Binomial theorem
Given the math problem (a+b)^2. You are required to expand it to its terms. There's different ways to
go about this. One way is to multiply (a+b) into (a+b). That would give us a(a) + a(b) + b(a) + b(b)
which would result in a^2 + ab + ba + b^2 which essentially is a^2 + 2ab + b^2. But
what if we replace the power 2 with some bigger number, say, 4. It becomes an impractical task solving this with rudimentary expansion.
And from the structure derived out of the simple problem we solved, we'll look at a solution that deals with arbitrarily huge expansions: The binomial theorem.
In one of my previous explainers on combinations and permutations I mentioned the binomial theorem was
a sample application of the concepts. Looking at the previous expansion a^2 + ab + ba + b^2 you
can probably tell why. This looks like different ways to arrange the terms (a,b) given 2 positions.
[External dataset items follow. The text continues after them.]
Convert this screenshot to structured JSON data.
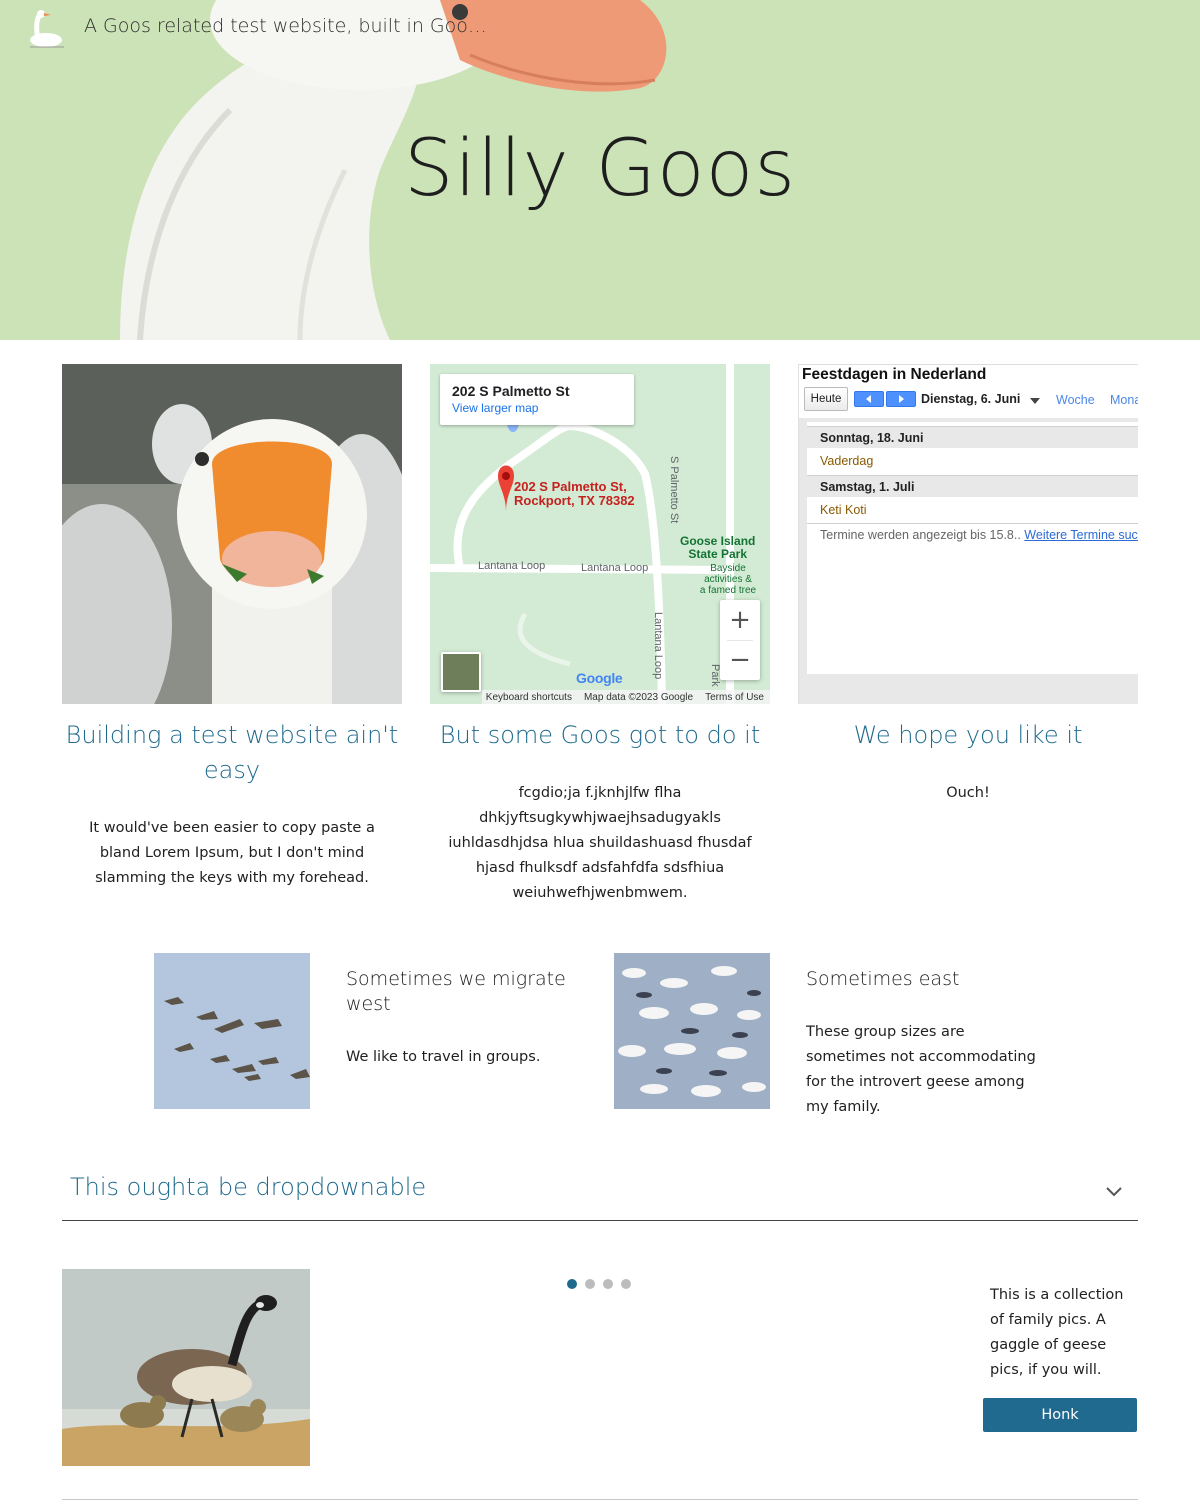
{
  "header": {
    "site_title": "A Goos related test website, built in Goo…",
    "hero_title": "Silly Goos"
  },
  "cards": [
    {
      "heading": "Building a test website ain't easy",
      "body": "It would've been easier to copy paste a bland Lorem Ipsum, but I don't mind slamming the keys with my forehead."
    },
    {
      "heading": "But some Goos got to do it",
      "body": "fcgdio;ja f.jknhjlfw flha dhkjyftsugkywhjwaejhsadugyakls  iuhldasdhjdsa hlua shuildashuasd fhusdaf hjasd fhulksdf adsfahfdfa sdsfhiua weiuhwefhjwenbmwem."
    },
    {
      "heading": "We hope you like it",
      "body": "Ouch!"
    }
  ],
  "map": {
    "place_title": "202 S Palmetto St",
    "view_larger": "View larger map",
    "pin_address_line1": "202 S Palmetto St,",
    "pin_address_line2": "Rockport, TX 78382",
    "street_1": "Lantana Loop",
    "street_2": "Lantana Loop",
    "street_3": "S Palmetto St",
    "street_4": "Lantana Loop",
    "street_5": "Park",
    "park_name_line1": "Goose Island",
    "park_name_line2": "State Park",
    "park_sub_line1": "Bayside",
    "park_sub_line2": "activities &",
    "park_sub_line3": "a famed tree",
    "google_logo": "Google",
    "footer_shortcuts": "Keyboard shortcuts",
    "footer_data": "Map data ©2023 Google",
    "footer_terms": "Terms of Use",
    "zoom_in": "+",
    "zoom_out": "−"
  },
  "calendar": {
    "title": "Feestdagen in Nederland",
    "today_label": "Heute",
    "current_date": "Dienstag, 6. Juni",
    "view_week": "Woche",
    "view_month": "Monat",
    "days": [
      {
        "date": "Sonntag, 18. Juni",
        "event": "Vaderdag"
      },
      {
        "date": "Samstag, 1. Juli",
        "event": "Keti Koti"
      }
    ],
    "more_text": "Termine werden angezeigt bis 15.8..",
    "more_link": "Weitere Termine suchen"
  },
  "migrate": [
    {
      "heading": "Sometimes we migrate west",
      "text": "We like to travel in groups."
    },
    {
      "heading": "Sometimes east",
      "text": "These group sizes are sometimes not accommodating for the introvert geese among my family."
    }
  ],
  "dropdown": {
    "title": "This oughta be dropdownable"
  },
  "carousel": {
    "slide_count": 4,
    "active_slide": 1,
    "side_text": "This is a collection of family pics. A gaggle of geese pics, if you will.",
    "button_label": "Honk"
  },
  "colors": {
    "accent": "#1e6a8d",
    "hero_bg": "#cce3b8",
    "button": "#216a8f"
  }
}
That is aa, ab, ba, bb. It also looks like arrangements of similar composition are grouped into one
and prefixed by their count.
ab and ba are grouped into one ab and prefixed with 2 to form 2ab. a^2 and b^2 appear once
so their prefix is a 1.
So the question then becomes a combinations problem. Given (a+b)^4. We'd be tasked with finding out alternative ways to fill these up with choices from the pool (a,b).
(a+b)(a+b)(a+b)(a+b) . For each position () of the 4, we can choose either one of a or b.
Alternative terms
- Term 1: a^4(b^0) (choose a for all)
- Term 2: a^3(b^1) (choose 3 a's , 1 b)
- Term 3: a^2(b^2) (choose 2 a's, 2 b)
- Term 4: a^1(b^3) (choose 1 a , 3 b)
- Term 5: a^0(b^4) (choose 0 a , 4 b)
- How many ways to choose 4 'a's? That's a 4 choose 4 which is a 1.
- How many ways to choose 3 'a's? That's a 4 choose 3 (P(4,3)), which is 4
- How many ways to choose 2 'a's? That's a 4 choose 2, which is 6
- …
(a+b)^4=a^4+4a^3b+6a^2b^2+4ab^3+b^4
The Pascal's triangle
n=0: 1
n=1: 1 1
n=2: 1 2 1
n=3: 1 3 3 1
n=4: 1 4 6 4 1
n=5: 1 5 10 10 5 1
For an expansion (a+b)^n, the coefficients can be easily derived from the Pascal's triangle by looking for the coinciding level `n`. For the previous example for instance, n was 4. The coefficients were 1, 4, 6, 4 and 1. Every number in the triangle except for the 1's at the edges is a sum of those on its top left and top right.